Par C.H. (Avec agences), le 19 mai 2010 à 08h02 , mis à jour le 19 mai 2010 à 15h52

Les leaders des forces antigouvernementales ont appelé mercredi à la fin de leur mouvement après un assaut des forces de l'ordre sur leur camp retranché. A Bangkok et dans le nord, les heurts ont lieu.

[Expiré] [Expiré] Thaïlande Bangkok © AFP

Des bâtiments incendiés, de la fumée, des pillards... Les violences continuaient mercredi à Bangkok après la reddition des chefs des "chemises rouges" antigouvernementales.
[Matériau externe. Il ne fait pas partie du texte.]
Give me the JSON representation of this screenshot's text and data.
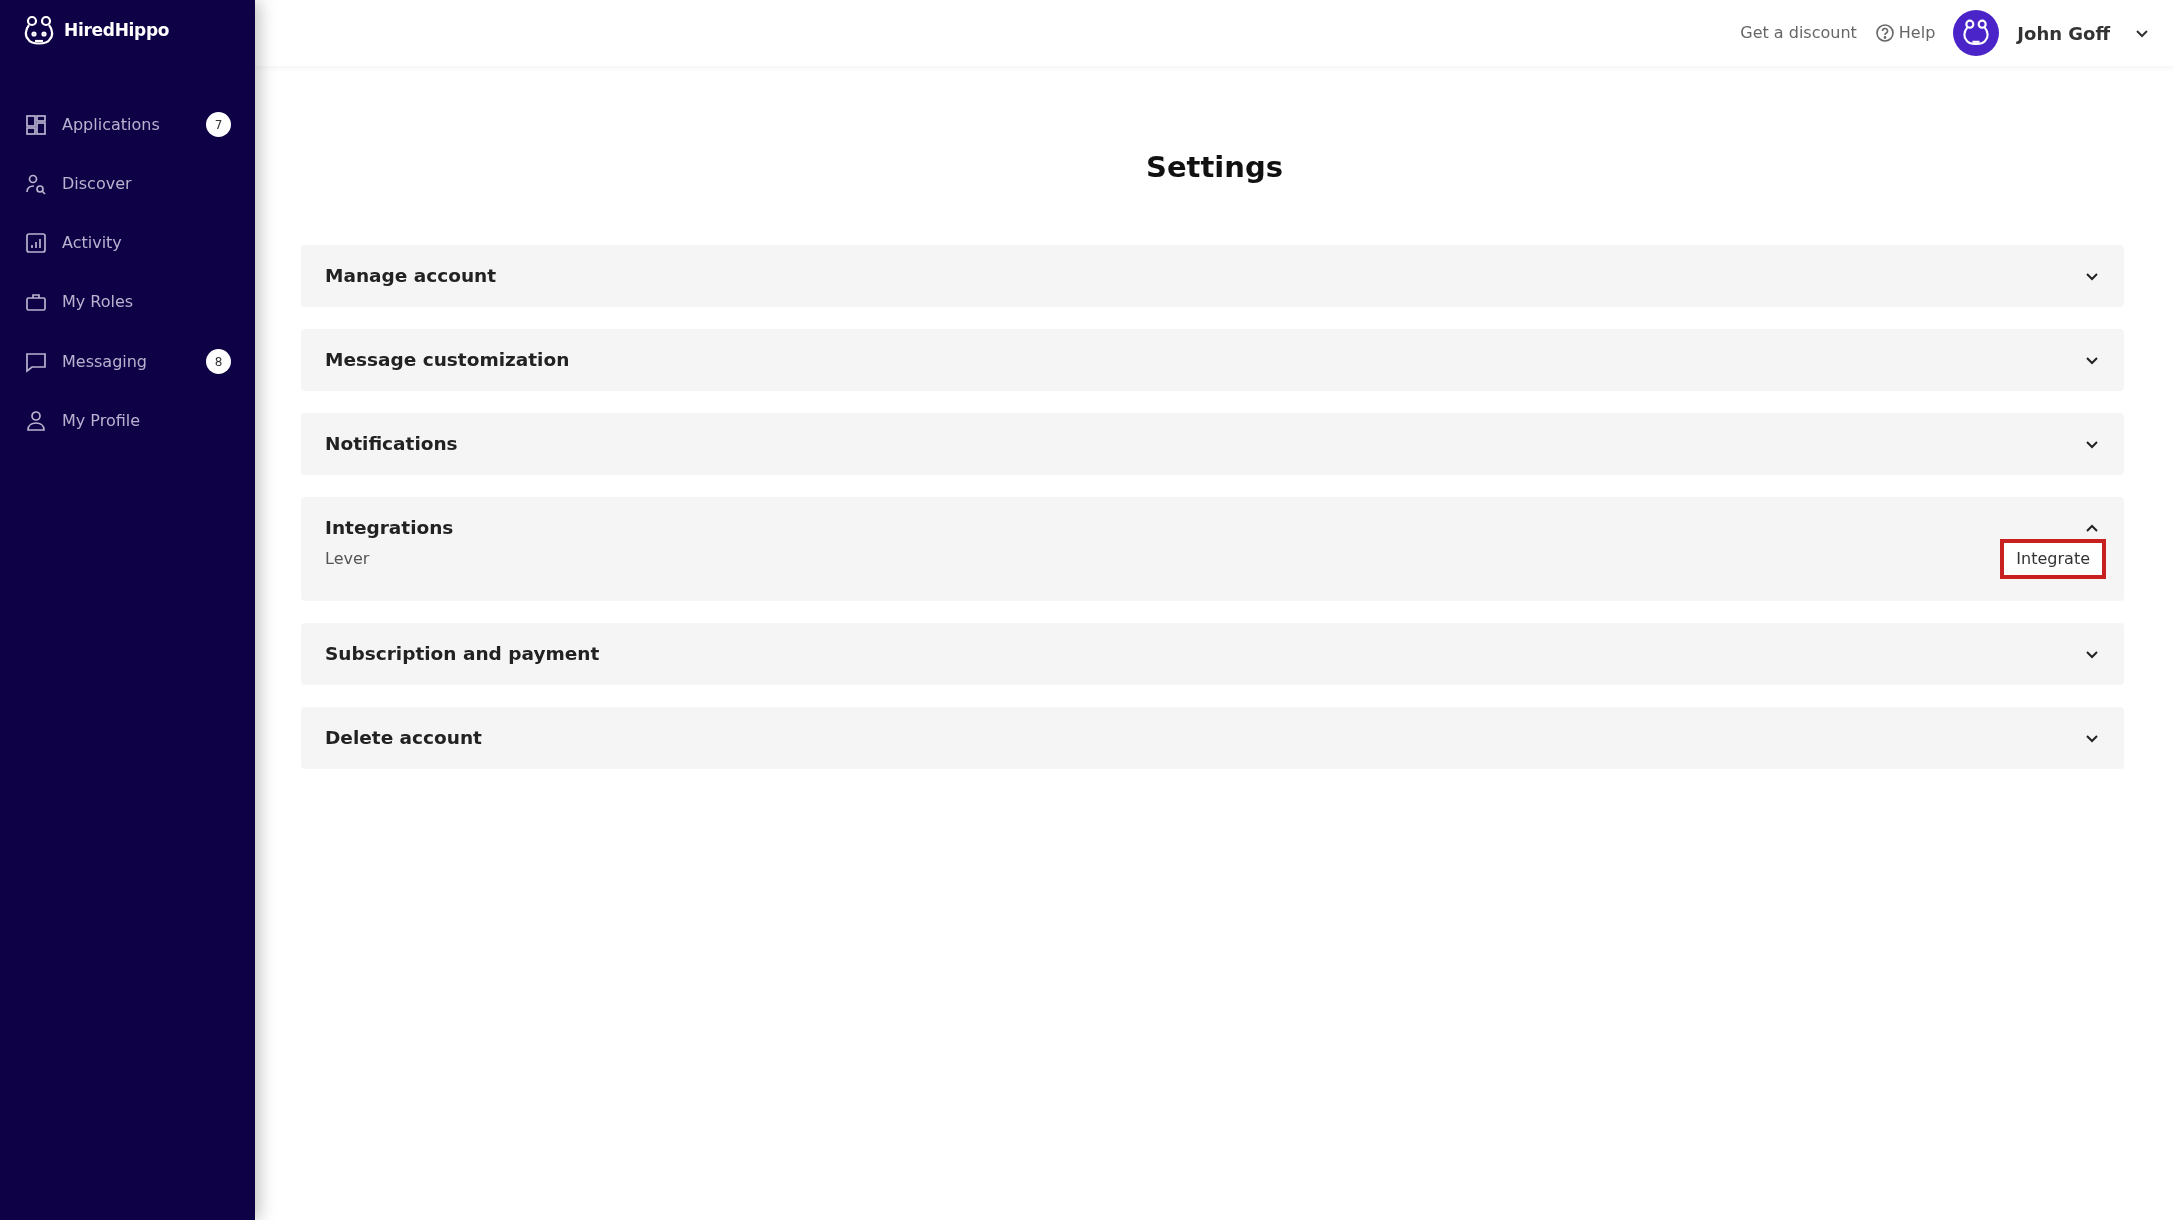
{
  "brand": "HiredHippo",
  "sidebar": {
    "items": [
      {
        "label": "Applications",
        "badge": "7",
        "selected": false
      },
      {
        "label": "Discover",
        "selected": false
      },
      {
        "label": "Activity",
        "selected": false
      },
      {
        "label": "My Roles",
        "selected": false
      },
      {
        "label": "Messaging",
        "badge": "8",
        "selected": false
      },
      {
        "label": "My Profile",
        "selected": false
      }
    ]
  },
  "header": {
    "discount_link": "Get a discount",
    "help_link": "Help",
    "user_name": "John Goff"
  },
  "page_title": "Settings",
  "sections": [
    {
      "title": "Manage account",
      "expanded": false
    },
    {
      "title": "Message customization",
      "expanded": false
    },
    {
      "title": "Notifications",
      "expanded": false
    },
    {
      "title": "Integrations",
      "expanded": true,
      "items": [
        {
          "label": "Lever",
          "action": "Integrate",
          "highlighted": true
        }
      ]
    },
    {
      "title": "Subscription and payment",
      "expanded": false
    },
    {
      "title": "Delete account",
      "expanded": false
    }
  ]
}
Elles ont appelé leurs partisans à cesser le mouvement après un assaut de l'armée sur leur camp retranché.

  • A Bangkok, les manifestants battent en retraite

    L'armée thaïlandaise était décidée mercredi à mettre fin à l'insurrection des Chemises rouges dans le quartiers des Grands magasins à Bangkok. L'assaut final a fait plusieurs victimes, de nombreux manifestants semblent avoir jeté l'éponge.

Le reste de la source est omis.